Has Regulation Put An End To Rule Of Law?
By Thomas Sowell
The Constitution of the United States begins with the words "We the people."
But neither the Constitution nor "we the people" will mean anything if politicians and judges can continue to do end runs around both.
Bills passed too fast for anyone to read them are blatant examples of these end runs. But last week, another of these end runs appeared in a different institution when the medical "end of life consultations" rejected by Congress were quietly enacted through bureaucratic fiat by administrators of Medicare.
Although Congressman Earl Blumenauer and Sen. Jay Rockefeller had led an effort by a group of fellow Democrats in Congress to pass Section 1233 of pending Medicare legislation, which would have paid doctors to include "end of life" counseling in their patients' physical checkups, the Congress as a whole voted to delete that provision.
Republican Congressman John Boehner, soon to become speaker of the House, objected to this section in 2009, saying: "This provision may start us down a treacherous path toward government-encouraged euthanasia."

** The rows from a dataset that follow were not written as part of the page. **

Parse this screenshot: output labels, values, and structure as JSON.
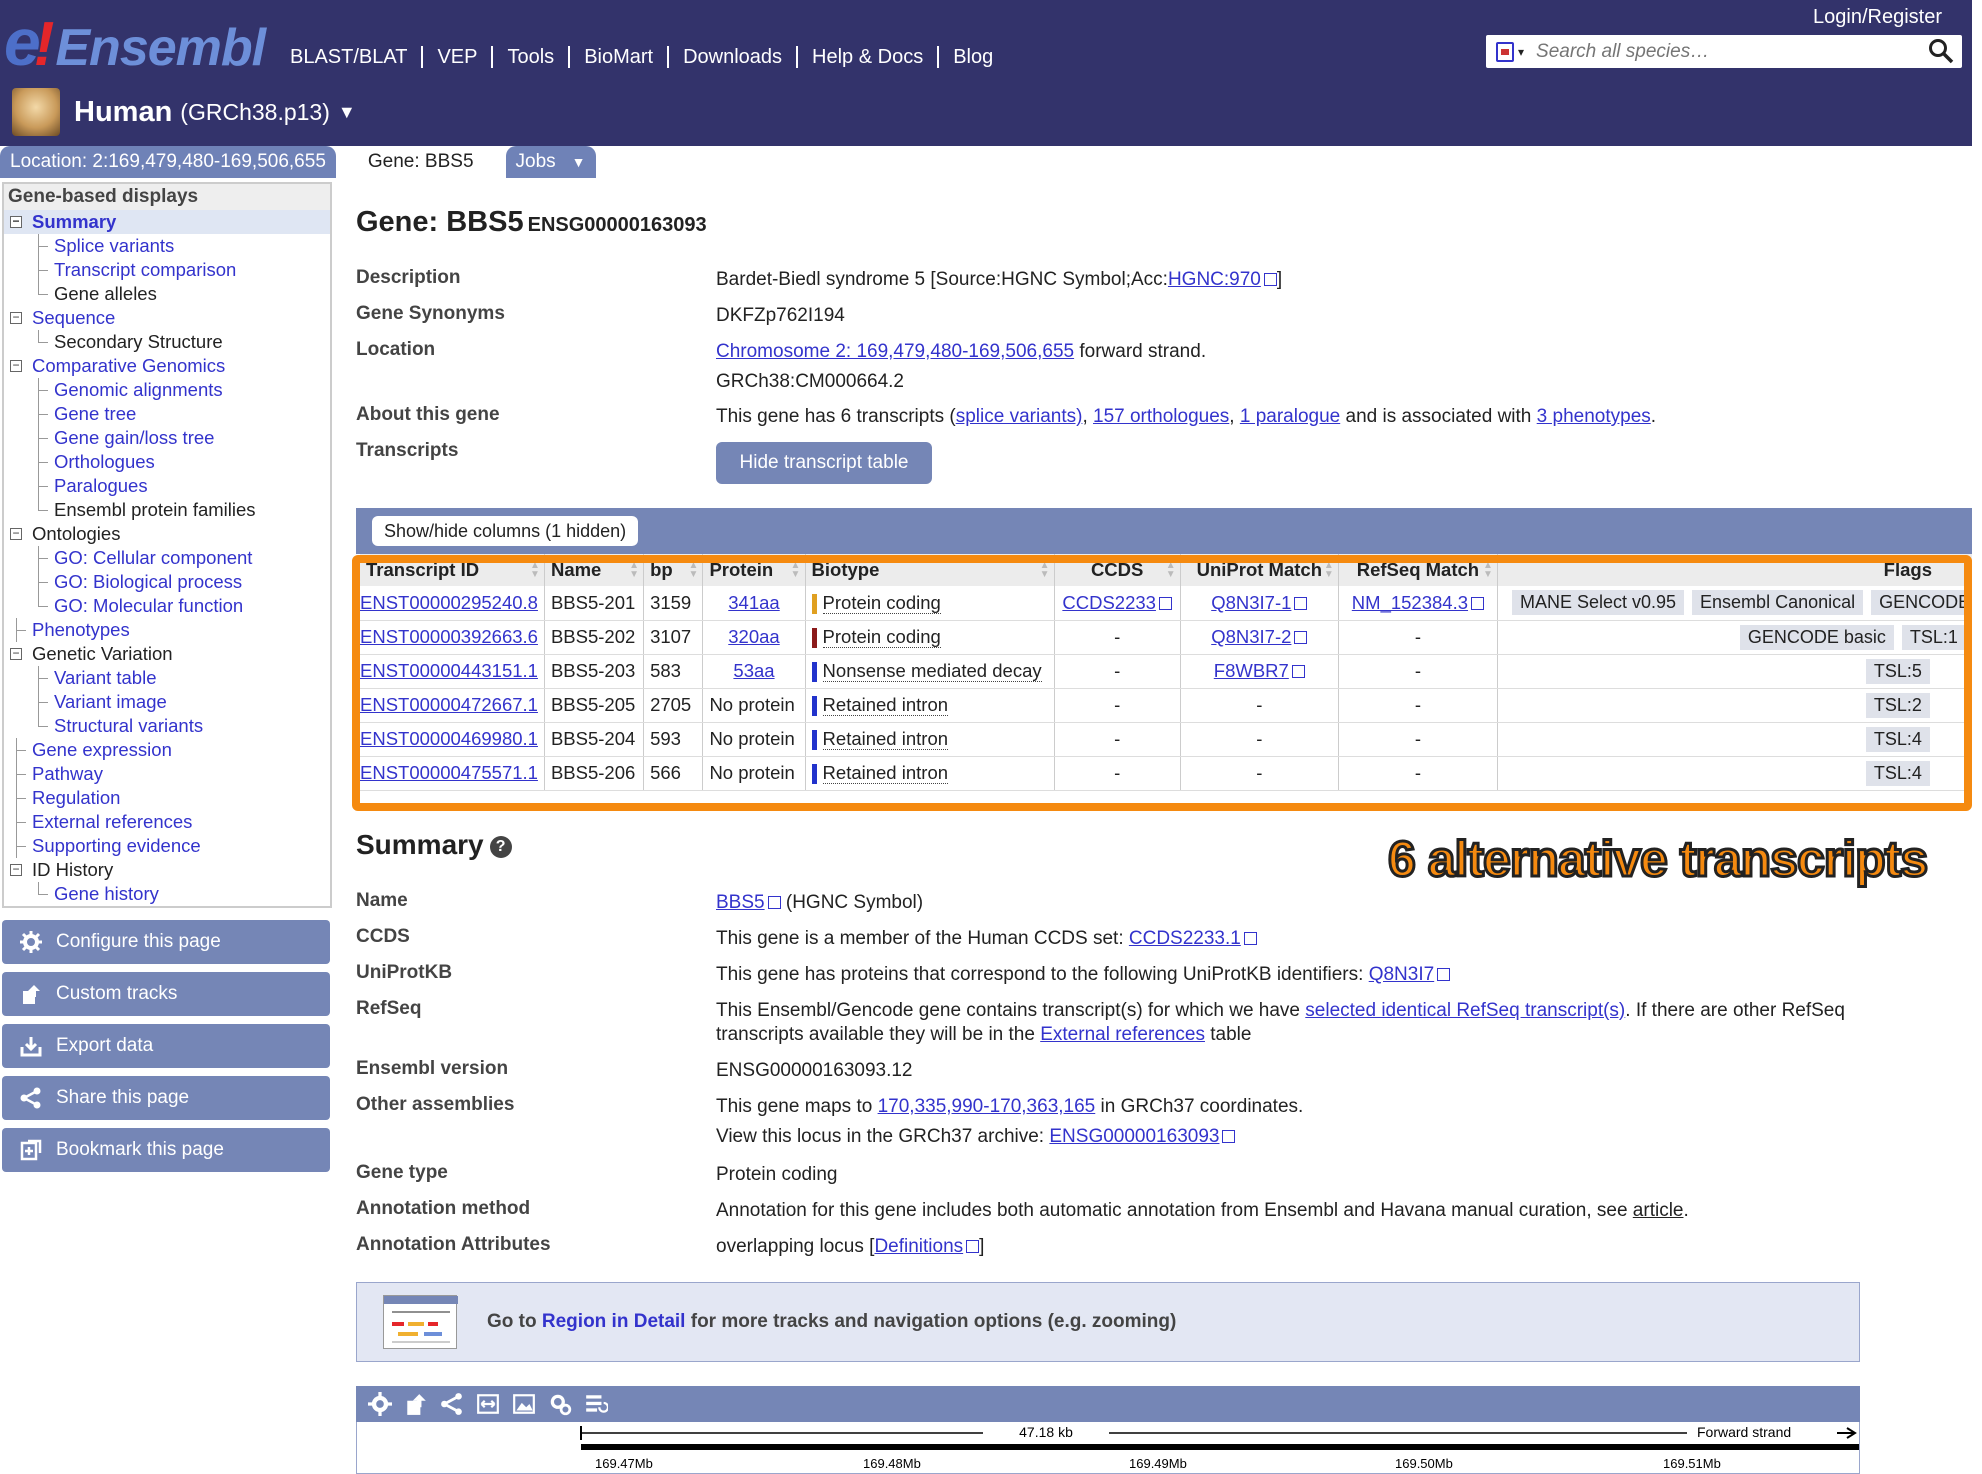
{
  "header": {
    "logo": {
      "e": "e",
      "bang": "!",
      "word": "Ensembl"
    },
    "nav": [
      "BLAST/BLAT",
      "VEP",
      "Tools",
      "BioMart",
      "Downloads",
      "Help & Docs",
      "Blog"
    ],
    "login": "Login/Register",
    "search_placeholder": "Search all species…",
    "species": {
      "name": "Human",
      "assembly": "(GRCh38.p13)",
      "dropdown": "▼"
    }
  },
  "tabs": [
    {
      "label": "Location: 2:169,479,480-169,506,655"
    },
    {
      "label": "Gene: BBS5"
    },
    {
      "label": "Jobs",
      "chevron": "▼"
    }
  ],
  "sidebar": {
    "heading": "Gene-based displays",
    "items": [
      {
        "label": "Summary",
        "level": 1,
        "box": "⊟",
        "style": "active"
      },
      {
        "label": "Splice variants",
        "level": 2,
        "style": "link"
      },
      {
        "label": "Transcript comparison",
        "level": 2,
        "style": "link"
      },
      {
        "label": "Gene alleles",
        "level": 2,
        "style": "dark"
      },
      {
        "label": "Sequence",
        "level": 1,
        "box": "⊟",
        "style": "link"
      },
      {
        "label": "Secondary Structure",
        "level": 2,
        "style": "dark"
      },
      {
        "label": "Comparative Genomics",
        "level": 1,
        "box": "⊟",
        "style": "link"
      },
      {
        "label": "Genomic alignments",
        "level": 2,
        "style": "link"
      },
      {
        "label": "Gene tree",
        "level": 2,
        "style": "link"
      },
      {
        "label": "Gene gain/loss tree",
        "level": 2,
        "style": "link"
      },
      {
        "label": "Orthologues",
        "level": 2,
        "style": "link"
      },
      {
        "label": "Paralogues",
        "level": 2,
        "style": "link"
      },
      {
        "label": "Ensembl protein families",
        "level": 2,
        "style": "dark"
      },
      {
        "label": "Ontologies",
        "level": 1,
        "box": "⊟",
        "style": "dark"
      },
      {
        "label": "GO: Cellular component",
        "level": 2,
        "style": "link"
      },
      {
        "label": "GO: Biological process",
        "level": 2,
        "style": "link"
      },
      {
        "label": "GO: Molecular function",
        "level": 2,
        "style": "link"
      },
      {
        "label": "Phenotypes",
        "level": 1,
        "style": "link"
      },
      {
        "label": "Genetic Variation",
        "level": 1,
        "box": "⊟",
        "style": "dark"
      },
      {
        "label": "Variant table",
        "level": 2,
        "style": "link"
      },
      {
        "label": "Variant image",
        "level": 2,
        "style": "link"
      },
      {
        "label": "Structural variants",
        "level": 2,
        "style": "link"
      },
      {
        "label": "Gene expression",
        "level": 1,
        "style": "link"
      },
      {
        "label": "Pathway",
        "level": 1,
        "style": "link"
      },
      {
        "label": "Regulation",
        "level": 1,
        "style": "link"
      },
      {
        "label": "External references",
        "level": 1,
        "style": "link"
      },
      {
        "label": "Supporting evidence",
        "level": 1,
        "style": "link"
      },
      {
        "label": "ID History",
        "level": 1,
        "box": "⊟",
        "style": "dark"
      },
      {
        "label": "Gene history",
        "level": 2,
        "style": "link"
      }
    ],
    "buttons": [
      {
        "label": "Configure this page",
        "icon": "gear-icon"
      },
      {
        "label": "Custom tracks",
        "icon": "upload-icon"
      },
      {
        "label": "Export data",
        "icon": "export-icon"
      },
      {
        "label": "Share this page",
        "icon": "share-icon"
      },
      {
        "label": "Bookmark this page",
        "icon": "bookmark-icon"
      }
    ]
  },
  "gene": {
    "title": "Gene: BBS5",
    "id": "ENSG00000163093",
    "description": {
      "label": "Description",
      "text": "Bardet-Biedl syndrome 5 [Source:HGNC Symbol;Acc:",
      "link": "HGNC:970",
      "tail": "]"
    },
    "synonyms": {
      "label": "Gene Synonyms",
      "value": "DKFZp762I194"
    },
    "location": {
      "label": "Location",
      "link": "Chromosome 2: 169,479,480-169,506,655",
      "tail": " forward strand.",
      "line2": "GRCh38:CM000664.2"
    },
    "about": {
      "label": "About this gene",
      "t1": "This gene has 6 transcripts (",
      "l1": "splice variants)",
      "t2": ", ",
      "l2": "157 orthologues",
      "t3": ", ",
      "l3": "1 paralogue",
      "t4": " and is associated with ",
      "l4": "3 phenotypes",
      "t5": "."
    },
    "transcripts_label": "Transcripts",
    "hide_button": "Hide transcript table"
  },
  "table": {
    "show_hide": "Show/hide columns (1 hidden)",
    "headers": [
      "Transcript ID",
      "Name",
      "bp",
      "Protein",
      "Biotype",
      "CCDS",
      "UniProt Match",
      "RefSeq Match",
      "Flags"
    ],
    "rows": [
      {
        "id": "ENST00000295240.8",
        "name": "BBS5-201",
        "bp": "3159",
        "protein": "341aa",
        "protein_link": true,
        "biotype": "Protein coding",
        "bt_color": "gold",
        "ccds": "CCDS2233",
        "uniprot": "Q8N3I7-1",
        "refseq": "NM_152384.3",
        "flags": [
          "MANE Select v0.95",
          "Ensembl Canonical",
          "GENCODE basic"
        ]
      },
      {
        "id": "ENST00000392663.6",
        "name": "BBS5-202",
        "bp": "3107",
        "protein": "320aa",
        "protein_link": true,
        "biotype": "Protein coding",
        "bt_color": "red",
        "ccds": "-",
        "uniprot": "Q8N3I7-2",
        "refseq": "-",
        "flags": [
          "GENCODE basic",
          "TSL:1"
        ]
      },
      {
        "id": "ENST00000443151.1",
        "name": "BBS5-203",
        "bp": "583",
        "protein": "53aa",
        "protein_link": true,
        "biotype": "Nonsense mediated decay",
        "bt_color": "blue",
        "ccds": "-",
        "uniprot": "F8WBR7",
        "refseq": "-",
        "flags": [
          "TSL:5"
        ]
      },
      {
        "id": "ENST00000472667.1",
        "name": "BBS5-205",
        "bp": "2705",
        "protein": "No protein",
        "protein_link": false,
        "biotype": "Retained intron",
        "bt_color": "blue",
        "ccds": "-",
        "uniprot": "-",
        "refseq": "-",
        "flags": [
          "TSL:2"
        ]
      },
      {
        "id": "ENST00000469980.1",
        "name": "BBS5-204",
        "bp": "593",
        "protein": "No protein",
        "protein_link": false,
        "biotype": "Retained intron",
        "bt_color": "blue",
        "ccds": "-",
        "uniprot": "-",
        "refseq": "-",
        "flags": [
          "TSL:4"
        ]
      },
      {
        "id": "ENST00000475571.1",
        "name": "BBS5-206",
        "bp": "566",
        "protein": "No protein",
        "protein_link": false,
        "biotype": "Retained intron",
        "bt_color": "blue",
        "ccds": "-",
        "uniprot": "-",
        "refseq": "-",
        "flags": [
          "TSL:4"
        ]
      }
    ]
  },
  "annotation": "6 alternative transcripts",
  "summary": {
    "heading": "Summary",
    "name": {
      "label": "Name",
      "link": "BBS5",
      "tail": " (HGNC Symbol)"
    },
    "ccds": {
      "label": "CCDS",
      "text": "This gene is a member of the Human CCDS set: ",
      "link": "CCDS2233.1"
    },
    "uniprot": {
      "label": "UniProtKB",
      "text": "This gene has proteins that correspond to the following UniProtKB identifiers: ",
      "link": "Q8N3I7"
    },
    "refseq": {
      "label": "RefSeq",
      "t1": "This Ensembl/Gencode gene contains transcript(s) for which we have ",
      "l1": "selected identical RefSeq transcript(s)",
      "t2": ". If there are other RefSeq",
      "t3": "transcripts available they will be in the ",
      "l2": "External references",
      "t4": " table"
    },
    "version": {
      "label": "Ensembl version",
      "value": "ENSG00000163093.12"
    },
    "other": {
      "label": "Other assemblies",
      "t1": "This gene maps to ",
      "l1": "170,335,990-170,363,165",
      "t2": " in GRCh37 coordinates.",
      "t3": "View this locus in the GRCh37 archive: ",
      "l2": "ENSG00000163093"
    },
    "gene_type": {
      "label": "Gene type",
      "value": "Protein coding"
    },
    "method": {
      "label": "Annotation method",
      "text": "Annotation for this gene includes both automatic annotation from Ensembl and Havana manual curation, see ",
      "link": "article",
      "tail": "."
    },
    "attrs": {
      "label": "Annotation Attributes",
      "text": "overlapping locus [",
      "link": "Definitions",
      "tail": "]"
    }
  },
  "region": {
    "t1": "Go to ",
    "link": "Region in Detail",
    "t2": " for more tracks and navigation options (e.g. zooming)"
  },
  "image": {
    "scale_label": "47.18 kb",
    "strand": "Forward strand",
    "ticks": [
      "169.47Mb",
      "169.48Mb",
      "169.49Mb",
      "169.50Mb",
      "169.51Mb"
    ]
  },
  "colors": {
    "masthead": "#33336b",
    "accent": "#7586b6",
    "highlight": "#f58a10",
    "link": "#3333cc"
  }
}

Whatever the merits or demerits of the proposed provision in Medicare legislation, the Constitution of the U.S. makes the elected representatives of "we the people" the ones authorized to make such decisions.
When proposals explicitly rejected by a vote in Congress are resurrected and stealthily made the law of the land by bureaucratic fiat, there has been an end run around both the people and the Constitution.
Congressman Blumenauer's office praised the Medicare bureaucracy's action but warned: "While we are very happy with the result, we won't be shouting it from the rooftops because we are not out of the woods yet."
In other words, don't let the masses know about it.